Die offiziellen Parteien haben den Rechten nicht nur durch rigorosen Sozialabbau und Kürzungsorgien den Boden für ihre soziale Demagogie bereitet, sondern schüren selbst Fremdenfeindlichkeit und bereiten autoritäre Formen der Herrschaft vor.
Zweitens sind die von den offiziellen Parteien initiierten breiten Bündnissen aller Demokraten gegen Rechts nichts weiter als ein Versuch, die Spuren der eigenen rechten Politik zu verwischen und neue Angriffe auf soziale und demokratische Rechte vorzubereiten.

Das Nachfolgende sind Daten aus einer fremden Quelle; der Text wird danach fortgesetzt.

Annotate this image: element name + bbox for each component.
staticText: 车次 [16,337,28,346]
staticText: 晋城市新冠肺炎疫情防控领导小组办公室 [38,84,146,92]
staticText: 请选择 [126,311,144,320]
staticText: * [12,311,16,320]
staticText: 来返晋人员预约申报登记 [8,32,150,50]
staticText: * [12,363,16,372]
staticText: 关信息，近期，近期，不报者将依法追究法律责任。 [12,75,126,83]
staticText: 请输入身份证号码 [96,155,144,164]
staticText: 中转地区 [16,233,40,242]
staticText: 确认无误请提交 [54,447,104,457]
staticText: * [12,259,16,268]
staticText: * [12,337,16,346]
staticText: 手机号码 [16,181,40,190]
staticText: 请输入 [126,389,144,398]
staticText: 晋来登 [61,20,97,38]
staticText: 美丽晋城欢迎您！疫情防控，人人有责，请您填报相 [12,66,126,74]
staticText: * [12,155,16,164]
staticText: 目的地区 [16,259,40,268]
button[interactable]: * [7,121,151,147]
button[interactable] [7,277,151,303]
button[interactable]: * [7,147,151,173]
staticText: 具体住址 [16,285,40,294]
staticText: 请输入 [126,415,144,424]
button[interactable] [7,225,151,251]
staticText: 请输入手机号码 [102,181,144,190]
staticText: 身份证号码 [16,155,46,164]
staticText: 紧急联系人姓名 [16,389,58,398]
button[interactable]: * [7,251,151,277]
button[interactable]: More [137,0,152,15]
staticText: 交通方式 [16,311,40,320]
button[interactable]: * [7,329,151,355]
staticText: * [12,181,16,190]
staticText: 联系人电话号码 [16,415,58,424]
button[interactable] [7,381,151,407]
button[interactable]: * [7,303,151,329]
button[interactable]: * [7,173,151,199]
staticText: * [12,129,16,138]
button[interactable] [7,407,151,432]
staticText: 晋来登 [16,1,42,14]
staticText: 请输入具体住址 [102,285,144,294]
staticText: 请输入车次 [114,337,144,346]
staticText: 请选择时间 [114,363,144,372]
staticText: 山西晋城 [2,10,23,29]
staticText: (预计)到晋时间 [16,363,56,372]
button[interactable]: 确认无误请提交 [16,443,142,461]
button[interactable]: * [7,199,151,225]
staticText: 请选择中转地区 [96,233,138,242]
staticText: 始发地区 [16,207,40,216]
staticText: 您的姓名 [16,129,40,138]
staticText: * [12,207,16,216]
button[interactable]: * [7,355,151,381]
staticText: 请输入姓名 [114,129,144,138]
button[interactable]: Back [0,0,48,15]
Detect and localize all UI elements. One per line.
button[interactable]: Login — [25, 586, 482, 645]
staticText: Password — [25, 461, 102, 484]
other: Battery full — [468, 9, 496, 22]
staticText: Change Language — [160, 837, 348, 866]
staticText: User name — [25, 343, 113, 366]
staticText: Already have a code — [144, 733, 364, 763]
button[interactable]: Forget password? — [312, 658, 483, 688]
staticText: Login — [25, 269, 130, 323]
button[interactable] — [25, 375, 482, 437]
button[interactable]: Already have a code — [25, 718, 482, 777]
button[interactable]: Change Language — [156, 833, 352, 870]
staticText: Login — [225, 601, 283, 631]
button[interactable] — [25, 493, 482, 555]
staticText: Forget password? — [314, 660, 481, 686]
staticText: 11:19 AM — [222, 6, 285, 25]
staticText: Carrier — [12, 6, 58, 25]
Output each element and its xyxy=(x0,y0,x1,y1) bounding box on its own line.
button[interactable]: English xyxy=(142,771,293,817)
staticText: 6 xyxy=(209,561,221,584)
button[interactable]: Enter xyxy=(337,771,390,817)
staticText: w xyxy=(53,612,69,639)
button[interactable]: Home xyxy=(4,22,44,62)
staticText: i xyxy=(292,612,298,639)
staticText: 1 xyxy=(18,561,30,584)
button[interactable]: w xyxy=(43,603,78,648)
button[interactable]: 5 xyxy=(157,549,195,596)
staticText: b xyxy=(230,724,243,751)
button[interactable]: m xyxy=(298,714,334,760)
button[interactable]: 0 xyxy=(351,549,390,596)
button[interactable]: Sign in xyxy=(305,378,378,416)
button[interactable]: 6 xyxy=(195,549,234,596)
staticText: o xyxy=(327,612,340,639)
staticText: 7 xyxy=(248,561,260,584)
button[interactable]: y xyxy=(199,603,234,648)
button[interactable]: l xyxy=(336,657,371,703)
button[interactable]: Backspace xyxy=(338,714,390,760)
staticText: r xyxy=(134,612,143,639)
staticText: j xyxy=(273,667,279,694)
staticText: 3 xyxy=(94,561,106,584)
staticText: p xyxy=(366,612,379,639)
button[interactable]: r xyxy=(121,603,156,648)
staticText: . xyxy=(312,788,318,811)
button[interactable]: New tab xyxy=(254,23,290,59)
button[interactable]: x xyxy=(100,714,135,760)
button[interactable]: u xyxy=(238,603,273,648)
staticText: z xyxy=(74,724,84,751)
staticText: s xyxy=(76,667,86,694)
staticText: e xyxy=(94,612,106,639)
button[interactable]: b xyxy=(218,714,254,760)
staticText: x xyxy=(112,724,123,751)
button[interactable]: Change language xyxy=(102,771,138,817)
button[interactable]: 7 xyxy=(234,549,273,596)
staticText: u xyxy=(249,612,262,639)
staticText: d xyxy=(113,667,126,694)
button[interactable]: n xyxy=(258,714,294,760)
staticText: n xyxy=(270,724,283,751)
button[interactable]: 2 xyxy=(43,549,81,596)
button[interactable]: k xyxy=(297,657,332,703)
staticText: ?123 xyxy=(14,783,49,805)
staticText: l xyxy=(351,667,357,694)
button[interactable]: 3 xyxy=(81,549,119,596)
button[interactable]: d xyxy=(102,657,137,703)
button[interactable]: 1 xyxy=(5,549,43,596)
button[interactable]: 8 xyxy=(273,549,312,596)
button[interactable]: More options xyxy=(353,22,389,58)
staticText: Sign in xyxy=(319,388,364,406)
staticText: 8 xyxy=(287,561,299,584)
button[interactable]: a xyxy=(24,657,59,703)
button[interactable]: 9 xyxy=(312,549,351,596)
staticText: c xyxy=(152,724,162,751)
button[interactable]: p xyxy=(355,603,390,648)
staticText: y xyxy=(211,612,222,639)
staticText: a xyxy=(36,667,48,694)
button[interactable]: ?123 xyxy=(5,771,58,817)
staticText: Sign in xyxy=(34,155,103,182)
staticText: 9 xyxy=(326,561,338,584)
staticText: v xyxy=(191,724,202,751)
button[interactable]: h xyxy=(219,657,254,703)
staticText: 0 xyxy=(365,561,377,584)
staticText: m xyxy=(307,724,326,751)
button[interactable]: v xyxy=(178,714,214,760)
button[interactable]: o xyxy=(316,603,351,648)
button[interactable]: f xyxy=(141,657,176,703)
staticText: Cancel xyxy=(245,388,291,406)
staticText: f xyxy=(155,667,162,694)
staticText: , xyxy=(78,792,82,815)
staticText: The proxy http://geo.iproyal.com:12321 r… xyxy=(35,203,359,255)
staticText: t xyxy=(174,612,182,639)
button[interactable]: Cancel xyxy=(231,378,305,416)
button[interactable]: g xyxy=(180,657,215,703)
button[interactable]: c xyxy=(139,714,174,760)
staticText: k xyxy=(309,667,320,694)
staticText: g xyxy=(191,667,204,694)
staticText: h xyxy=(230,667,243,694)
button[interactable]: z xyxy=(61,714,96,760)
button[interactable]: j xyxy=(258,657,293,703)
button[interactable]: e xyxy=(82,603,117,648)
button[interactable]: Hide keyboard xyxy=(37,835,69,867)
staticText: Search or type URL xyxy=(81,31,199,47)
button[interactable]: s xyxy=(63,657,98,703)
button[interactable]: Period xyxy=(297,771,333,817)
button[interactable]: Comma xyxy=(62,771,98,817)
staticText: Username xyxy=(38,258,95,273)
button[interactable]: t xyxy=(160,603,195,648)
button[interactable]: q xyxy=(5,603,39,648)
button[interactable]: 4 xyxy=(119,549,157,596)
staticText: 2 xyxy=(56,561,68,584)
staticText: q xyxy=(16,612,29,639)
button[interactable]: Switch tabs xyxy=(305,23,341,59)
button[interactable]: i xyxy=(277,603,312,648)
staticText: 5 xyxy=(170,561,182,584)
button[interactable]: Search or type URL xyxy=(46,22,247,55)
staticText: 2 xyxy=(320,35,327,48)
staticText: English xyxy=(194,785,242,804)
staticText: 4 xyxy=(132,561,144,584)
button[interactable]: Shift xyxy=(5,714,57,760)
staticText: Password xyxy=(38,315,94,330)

Unterstützer der WSWS, die ein Flugblatt auf der Demo verteilten, traten für eine unabhängige Bewegung der Arbeiter und eine sozialistische Perspektive ein. In dem Flugblatt wird festgestellt, dass die Neonazis von Staat und Politik aufgebaut werden und sich nur deshalb aus ihren Löchern trauen, weil die Arbeiter keine Stimme haben: "Der Kampf gegen Rechts ist untrennbar mit dem Aufbau einer unabhängigen politischen Bewegung der Arbeiterklasse verbunden. Die internationale Finanz- und Wirtschaftskrise hat die Klassenspaltung der Gesellschaft enorm zugespitzt. In allen Ländern - allen voran in Griechenland - gehen die Regierungen dazu über, die Milliardenbeträge, die sie an die Banken verschleudert haben, von der arbeitenden Bevölkerung wieder hereinzuholen. (...) Eine unabhängige Bewegung muss damit beginnen, alle Arbeiter, Jugendlichen und sozial Abhängigen über sämtliche nationalen, ethischen und kulturellen Grenzen hinweg zusammen zu schließen. Die Trennlinie verläuft nicht zwischen Deutschen und Ausländern, sondern zwischen Arbeitern und Kapitalisten."